Certifications

Continuous upskilling (Complete list: See Documents) towards data-driven materials research. Below are the skills & motivations I am actively using.

Introduction to High-Throughput Materials Development · Georgia Tech · Nov 2024 · completed

  • Takeaway: HT library design, high-throughput characterization & property screening; PSP linkages and MGI-style workflows.
  • Applied in: Designed a materials knowledge graph and structured database linking raw data → features → results, and implemented structure–composition–property pipelines for high-throughput-style data organization and analysis (see Projects).

Materials Data Sciences & Informatics · Georgia Tech · Sep 2024 · completed

  • Takeaway: Materials informatics, 2-point statistics & PCA for structure, homogenization, and cyberinfrastructure for data integration.
  • Applied in: Informed project selection and built proficiency in end-to-end ML workflows—spanning PCA-driven structure/feature representation (e.g., SHAP) and feature engineering for modeling multiple target properties (e.g., formation energy, melting point, band gap) (see Projects).

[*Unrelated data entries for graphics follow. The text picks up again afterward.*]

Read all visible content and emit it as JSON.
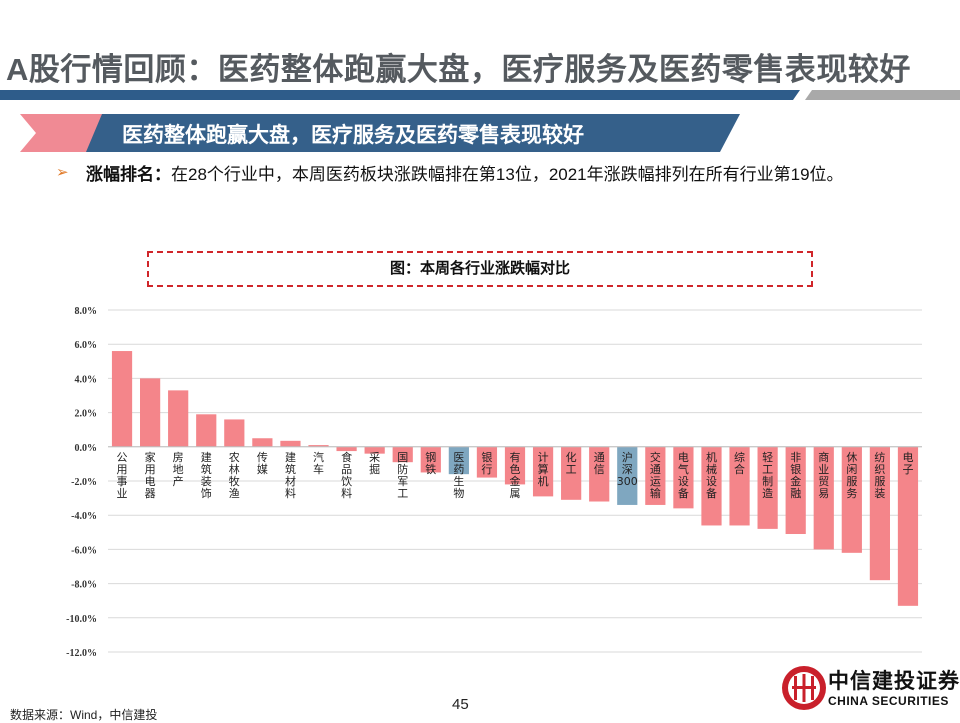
{
  "header": {
    "title": "A股行情回顾：医药整体跑赢大盘，医疗服务及医药零售表现较好"
  },
  "banner": {
    "text": "医药整体跑赢大盘，医疗服务及医药零售表现较好"
  },
  "bullet": {
    "lead": "涨幅排名：",
    "body": "在28个行业中，本周医药板块涨跌幅排在第13位，2021年涨跌幅排列在所有行业第19位。"
  },
  "footer": {
    "source": "数据来源：Wind，中信建投",
    "page": "45",
    "logo_cn": "中信建投证券",
    "logo_en": "CHINA SECURITIES"
  },
  "colors": {
    "bar": "#f4858a",
    "bar_highlight": "#7fa7c0",
    "accent_red": "#e8323c",
    "banner_blue": "#35608a",
    "banner_pink": "#f08a94",
    "rule_blue": "#2e5c8a"
  },
  "chart_data": {
    "type": "bar",
    "title": "图：本周各行业涨跌幅对比",
    "ylim": [
      -12,
      8
    ],
    "yticks": [
      "8.0%",
      "6.0%",
      "4.0%",
      "2.0%",
      "0.0%",
      "-2.0%",
      "-4.0%",
      "-6.0%",
      "-8.0%",
      "-10.0%",
      "-12.0%"
    ],
    "grid": true,
    "categories": [
      "公用事业",
      "家用电器",
      "房地产",
      "建筑装饰",
      "农林牧渔",
      "传媒",
      "建筑材料",
      "汽车",
      "食品饮料",
      "采掘",
      "国防军工",
      "钢铁",
      "医药生物",
      "银行",
      "有色金属",
      "计算机",
      "化工",
      "通信",
      "沪深300",
      "交通运输",
      "电气设备",
      "机械设备",
      "综合",
      "轻工制造",
      "非银金融",
      "商业贸易",
      "休闲服务",
      "纺织服装",
      "电子"
    ],
    "values": [
      5.6,
      4.0,
      3.3,
      1.9,
      1.6,
      0.5,
      0.35,
      0.1,
      -0.25,
      -0.4,
      -0.9,
      -1.5,
      -1.6,
      -1.8,
      -2.2,
      -2.9,
      -3.1,
      -3.2,
      -3.4,
      -3.4,
      -3.6,
      -4.6,
      -4.6,
      -4.8,
      -5.1,
      -6.0,
      -6.2,
      -7.8,
      -9.3
    ],
    "highlight": [
      "医药生物",
      "沪深300"
    ]
  }
}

Density Functional Theory · École Polytechnique · Oct 2025 · completed

  • Takeaway: Foundation (mathematical and historical) of DFT, XC approximation strategies, quality and accuracy of different approximations, Practical tips & Tricks in DFT studies.
  • Applied in: Executing end-to-end DFT workflows in Quantum ESPRESSO. see git.

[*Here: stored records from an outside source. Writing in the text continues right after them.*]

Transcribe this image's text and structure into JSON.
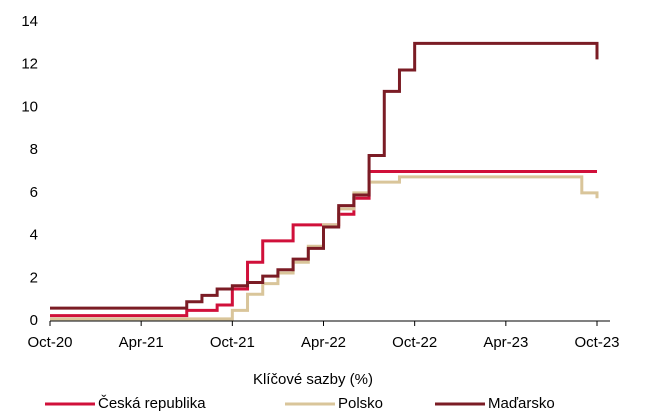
{
  "chart_data": {
    "type": "line",
    "step": true,
    "x_label": "Klíčové sazby (%)",
    "x": [
      "2020-10",
      "2020-11",
      "2020-12",
      "2021-01",
      "2021-02",
      "2021-03",
      "2021-04",
      "2021-05",
      "2021-06",
      "2021-07",
      "2021-08",
      "2021-09",
      "2021-10",
      "2021-11",
      "2021-12",
      "2022-01",
      "2022-02",
      "2022-03",
      "2022-04",
      "2022-05",
      "2022-06",
      "2022-07",
      "2022-08",
      "2022-09",
      "2022-10",
      "2022-11",
      "2022-12",
      "2023-01",
      "2023-02",
      "2023-03",
      "2023-04",
      "2023-05",
      "2023-06",
      "2023-07",
      "2023-08",
      "2023-09",
      "2023-10"
    ],
    "series": [
      {
        "name": "Česká republika",
        "color": "#d0103a",
        "values": [
          0.25,
          0.25,
          0.25,
          0.25,
          0.25,
          0.25,
          0.25,
          0.25,
          0.25,
          0.5,
          0.5,
          0.75,
          1.5,
          2.75,
          3.75,
          3.75,
          4.5,
          4.5,
          4.5,
          5.0,
          5.75,
          7,
          7,
          7,
          7,
          7,
          7,
          7,
          7,
          7,
          7,
          7,
          7,
          7,
          7,
          7,
          7
        ]
      },
      {
        "name": "Polsko",
        "color": "#d9c59a",
        "values": [
          0.1,
          0.1,
          0.1,
          0.1,
          0.1,
          0.1,
          0.1,
          0.1,
          0.1,
          0.1,
          0.1,
          0.1,
          0.5,
          1.25,
          1.75,
          2.25,
          2.75,
          3.5,
          4.5,
          5.25,
          6.0,
          6.5,
          6.5,
          6.75,
          6.75,
          6.75,
          6.75,
          6.75,
          6.75,
          6.75,
          6.75,
          6.75,
          6.75,
          6.75,
          6.75,
          6.0,
          5.75
        ]
      },
      {
        "name": "Maďarsko",
        "color": "#7b1c25",
        "values": [
          0.6,
          0.6,
          0.6,
          0.6,
          0.6,
          0.6,
          0.6,
          0.6,
          0.6,
          0.9,
          1.2,
          1.5,
          1.65,
          1.8,
          2.1,
          2.4,
          2.9,
          3.4,
          4.4,
          5.4,
          5.9,
          7.75,
          10.75,
          11.75,
          13,
          13,
          13,
          13,
          13,
          13,
          13,
          13,
          13,
          13,
          13,
          13,
          12.25
        ]
      }
    ],
    "xlim": [
      "2020-10",
      "2023-10"
    ],
    "xticks": [
      {
        "value": "2020-10",
        "label": "Oct-20"
      },
      {
        "value": "2021-04",
        "label": "Apr-21"
      },
      {
        "value": "2021-10",
        "label": "Oct-21"
      },
      {
        "value": "2022-04",
        "label": "Apr-22"
      },
      {
        "value": "2022-10",
        "label": "Oct-22"
      },
      {
        "value": "2023-04",
        "label": "Apr-23"
      },
      {
        "value": "2023-10",
        "label": "Oct-23"
      }
    ],
    "ylim": [
      0,
      14
    ],
    "yticks": [
      0,
      2,
      4,
      6,
      8,
      10,
      12,
      14
    ],
    "grid": false,
    "legend": "bottom"
  }
}
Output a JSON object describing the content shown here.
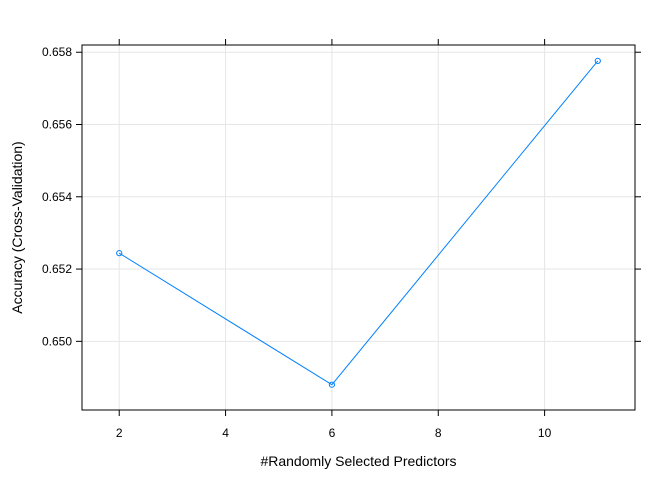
{
  "chart_data": {
    "type": "line",
    "title": "",
    "xlabel": "#Randomly Selected Predictors",
    "ylabel": "Accuracy (Cross-Validation)",
    "xlim": [
      1.3,
      11.7
    ],
    "ylim": [
      0.6481,
      0.6582
    ],
    "x_ticks": [
      2,
      4,
      6,
      8,
      10
    ],
    "y_ticks": [
      0.65,
      0.652,
      0.654,
      0.656,
      0.658
    ],
    "x_tick_labels": [
      "2",
      "4",
      "6",
      "8",
      "10"
    ],
    "y_tick_labels": [
      "0.650",
      "0.652",
      "0.654",
      "0.656",
      "0.658"
    ],
    "grid": true,
    "series": [
      {
        "color": "#0080ff",
        "marker": "circle",
        "x": [
          2,
          6,
          11
        ],
        "y": [
          0.65244,
          0.6488,
          0.65776
        ]
      }
    ]
  }
}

Machine Learning Specialization · DeepLearning.AI/Stanford · April 2023 · completed

  • Takeaway: Supervised ML, trees/ensembles, unsupervised & recommenders, plus ML best practices.
  • Applied in: Modeling nonlinearity in Electromagnetic Sensors, building various targeted machine learning pipelines to predict different materials properties (see Projects, Masters Thesis).

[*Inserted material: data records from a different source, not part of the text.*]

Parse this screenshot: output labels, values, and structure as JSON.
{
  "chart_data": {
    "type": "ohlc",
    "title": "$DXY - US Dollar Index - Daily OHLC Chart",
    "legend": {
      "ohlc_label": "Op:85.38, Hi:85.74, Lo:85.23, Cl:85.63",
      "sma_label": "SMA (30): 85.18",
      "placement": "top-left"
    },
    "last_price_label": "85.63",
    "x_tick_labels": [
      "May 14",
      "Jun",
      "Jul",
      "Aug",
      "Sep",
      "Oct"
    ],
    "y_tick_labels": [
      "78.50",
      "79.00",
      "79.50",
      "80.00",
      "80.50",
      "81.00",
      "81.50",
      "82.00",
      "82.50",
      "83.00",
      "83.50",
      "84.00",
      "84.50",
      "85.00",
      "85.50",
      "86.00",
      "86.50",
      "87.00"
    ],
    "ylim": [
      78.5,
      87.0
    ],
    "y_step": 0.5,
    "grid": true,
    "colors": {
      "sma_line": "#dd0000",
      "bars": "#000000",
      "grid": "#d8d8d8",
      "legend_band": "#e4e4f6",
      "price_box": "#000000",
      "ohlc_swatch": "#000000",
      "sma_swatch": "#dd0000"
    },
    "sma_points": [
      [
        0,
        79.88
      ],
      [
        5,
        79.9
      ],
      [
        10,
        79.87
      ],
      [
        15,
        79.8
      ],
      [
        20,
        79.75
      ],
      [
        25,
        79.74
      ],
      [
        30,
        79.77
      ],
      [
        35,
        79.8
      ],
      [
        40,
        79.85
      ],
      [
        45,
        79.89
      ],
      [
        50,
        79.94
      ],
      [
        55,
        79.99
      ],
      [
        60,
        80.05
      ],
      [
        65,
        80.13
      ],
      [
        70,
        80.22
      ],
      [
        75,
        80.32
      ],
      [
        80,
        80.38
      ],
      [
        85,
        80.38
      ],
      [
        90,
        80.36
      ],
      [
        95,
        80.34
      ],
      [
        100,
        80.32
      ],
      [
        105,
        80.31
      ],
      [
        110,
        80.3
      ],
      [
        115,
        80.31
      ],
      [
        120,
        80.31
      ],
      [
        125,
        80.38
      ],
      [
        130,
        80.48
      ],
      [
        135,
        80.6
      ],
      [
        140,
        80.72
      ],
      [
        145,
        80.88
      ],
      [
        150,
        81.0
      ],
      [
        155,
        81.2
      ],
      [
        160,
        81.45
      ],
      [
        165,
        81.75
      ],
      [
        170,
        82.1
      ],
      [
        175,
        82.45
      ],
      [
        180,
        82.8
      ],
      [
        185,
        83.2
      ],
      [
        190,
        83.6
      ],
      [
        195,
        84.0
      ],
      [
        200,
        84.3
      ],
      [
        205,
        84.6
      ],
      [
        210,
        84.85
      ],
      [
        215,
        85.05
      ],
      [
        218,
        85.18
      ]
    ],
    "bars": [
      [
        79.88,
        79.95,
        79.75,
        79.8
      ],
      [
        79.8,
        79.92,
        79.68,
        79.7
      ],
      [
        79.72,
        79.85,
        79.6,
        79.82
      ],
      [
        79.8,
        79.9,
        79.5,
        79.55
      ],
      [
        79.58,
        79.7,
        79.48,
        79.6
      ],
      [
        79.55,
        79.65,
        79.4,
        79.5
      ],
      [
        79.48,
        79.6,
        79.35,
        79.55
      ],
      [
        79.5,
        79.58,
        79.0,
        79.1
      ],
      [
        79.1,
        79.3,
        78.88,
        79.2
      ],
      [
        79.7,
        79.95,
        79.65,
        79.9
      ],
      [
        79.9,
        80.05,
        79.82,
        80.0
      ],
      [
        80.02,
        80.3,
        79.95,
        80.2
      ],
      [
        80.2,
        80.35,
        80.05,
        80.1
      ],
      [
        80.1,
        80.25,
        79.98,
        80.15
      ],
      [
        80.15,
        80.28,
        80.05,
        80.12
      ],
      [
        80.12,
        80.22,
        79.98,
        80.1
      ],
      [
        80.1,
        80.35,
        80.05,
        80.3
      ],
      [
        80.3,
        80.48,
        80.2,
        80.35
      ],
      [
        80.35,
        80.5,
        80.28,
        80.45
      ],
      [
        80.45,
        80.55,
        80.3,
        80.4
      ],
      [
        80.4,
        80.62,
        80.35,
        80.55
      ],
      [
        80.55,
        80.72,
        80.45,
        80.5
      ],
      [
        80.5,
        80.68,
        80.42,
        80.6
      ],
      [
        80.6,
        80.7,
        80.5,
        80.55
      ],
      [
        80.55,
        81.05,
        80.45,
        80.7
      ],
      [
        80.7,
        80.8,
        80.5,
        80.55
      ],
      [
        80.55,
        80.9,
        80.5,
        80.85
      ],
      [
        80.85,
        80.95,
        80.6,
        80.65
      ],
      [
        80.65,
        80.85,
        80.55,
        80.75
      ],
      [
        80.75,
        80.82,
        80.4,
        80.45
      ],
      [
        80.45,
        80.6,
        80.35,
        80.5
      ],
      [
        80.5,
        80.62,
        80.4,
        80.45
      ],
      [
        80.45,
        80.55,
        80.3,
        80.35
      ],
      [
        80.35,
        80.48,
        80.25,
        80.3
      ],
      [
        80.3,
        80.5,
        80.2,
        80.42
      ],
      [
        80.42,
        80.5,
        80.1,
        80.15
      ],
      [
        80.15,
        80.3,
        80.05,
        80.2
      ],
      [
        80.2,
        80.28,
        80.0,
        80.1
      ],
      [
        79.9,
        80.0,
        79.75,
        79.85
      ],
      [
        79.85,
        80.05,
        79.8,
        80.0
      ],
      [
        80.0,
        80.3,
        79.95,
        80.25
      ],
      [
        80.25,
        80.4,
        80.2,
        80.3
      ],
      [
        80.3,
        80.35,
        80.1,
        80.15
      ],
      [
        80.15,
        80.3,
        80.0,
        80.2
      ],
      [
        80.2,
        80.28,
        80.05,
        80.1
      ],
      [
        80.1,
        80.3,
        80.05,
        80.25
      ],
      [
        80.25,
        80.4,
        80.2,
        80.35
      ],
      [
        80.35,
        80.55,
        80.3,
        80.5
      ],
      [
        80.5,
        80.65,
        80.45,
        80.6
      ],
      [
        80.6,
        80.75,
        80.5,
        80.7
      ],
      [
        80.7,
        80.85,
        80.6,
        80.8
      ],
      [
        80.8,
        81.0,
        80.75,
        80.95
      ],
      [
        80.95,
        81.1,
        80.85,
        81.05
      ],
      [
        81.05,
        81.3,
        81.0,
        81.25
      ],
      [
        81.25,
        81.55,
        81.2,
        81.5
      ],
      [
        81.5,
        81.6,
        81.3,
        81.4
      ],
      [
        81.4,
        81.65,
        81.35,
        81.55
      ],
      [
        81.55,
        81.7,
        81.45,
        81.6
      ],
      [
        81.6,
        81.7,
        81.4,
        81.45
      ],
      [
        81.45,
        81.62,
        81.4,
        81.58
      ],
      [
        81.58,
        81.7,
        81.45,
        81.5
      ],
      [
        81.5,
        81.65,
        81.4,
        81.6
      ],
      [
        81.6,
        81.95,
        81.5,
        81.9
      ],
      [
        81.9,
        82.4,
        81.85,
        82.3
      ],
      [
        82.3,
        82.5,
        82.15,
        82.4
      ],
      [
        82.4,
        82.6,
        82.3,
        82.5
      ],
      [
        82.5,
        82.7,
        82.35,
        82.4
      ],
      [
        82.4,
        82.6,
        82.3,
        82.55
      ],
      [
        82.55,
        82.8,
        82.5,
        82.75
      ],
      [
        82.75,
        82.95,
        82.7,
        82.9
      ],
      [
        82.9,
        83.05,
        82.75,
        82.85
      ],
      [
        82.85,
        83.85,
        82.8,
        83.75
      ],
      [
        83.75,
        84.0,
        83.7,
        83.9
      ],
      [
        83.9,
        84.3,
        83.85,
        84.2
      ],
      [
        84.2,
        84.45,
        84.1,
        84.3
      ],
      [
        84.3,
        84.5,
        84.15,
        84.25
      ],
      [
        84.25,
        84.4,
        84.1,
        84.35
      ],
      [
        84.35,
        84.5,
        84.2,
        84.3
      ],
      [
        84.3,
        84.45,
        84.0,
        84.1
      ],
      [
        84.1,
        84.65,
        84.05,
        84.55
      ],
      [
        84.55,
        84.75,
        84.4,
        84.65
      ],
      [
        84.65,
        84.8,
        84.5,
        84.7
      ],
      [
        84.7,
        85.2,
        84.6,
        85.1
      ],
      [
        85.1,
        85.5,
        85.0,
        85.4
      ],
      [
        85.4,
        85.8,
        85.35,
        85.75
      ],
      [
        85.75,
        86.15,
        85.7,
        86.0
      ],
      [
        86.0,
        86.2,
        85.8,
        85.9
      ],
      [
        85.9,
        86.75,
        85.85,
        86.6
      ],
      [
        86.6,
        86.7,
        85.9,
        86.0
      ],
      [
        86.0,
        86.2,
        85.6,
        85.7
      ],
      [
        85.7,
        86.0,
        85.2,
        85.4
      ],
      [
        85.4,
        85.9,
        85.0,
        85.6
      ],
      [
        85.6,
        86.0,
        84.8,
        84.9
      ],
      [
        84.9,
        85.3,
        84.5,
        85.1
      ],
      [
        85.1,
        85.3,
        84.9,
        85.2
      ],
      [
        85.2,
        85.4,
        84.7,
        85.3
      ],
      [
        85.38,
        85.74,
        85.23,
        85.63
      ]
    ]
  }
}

Nanomaterials & Nanosensors Specialization · Technion · Dec 2025 · completed

  • Takeaway: Latest developments in nanosensors and nanotechnology.
  • Focus: Characterization, fabrication, application, and further research directions to improve nano-1D, 2D, or 3D sensors.

Generative AI for Data Scientists Specialization · IBM · Dec 2024 · completed

  • Takeaway: Prompt engineering and hands-on GenAI for data augmentation, feature ideas, and model refinement.
  • Applied in: Building a neuro-symbolic pipeline for bandgaps in Semiconductor using local Ollama client (see Projects), efficient prompting.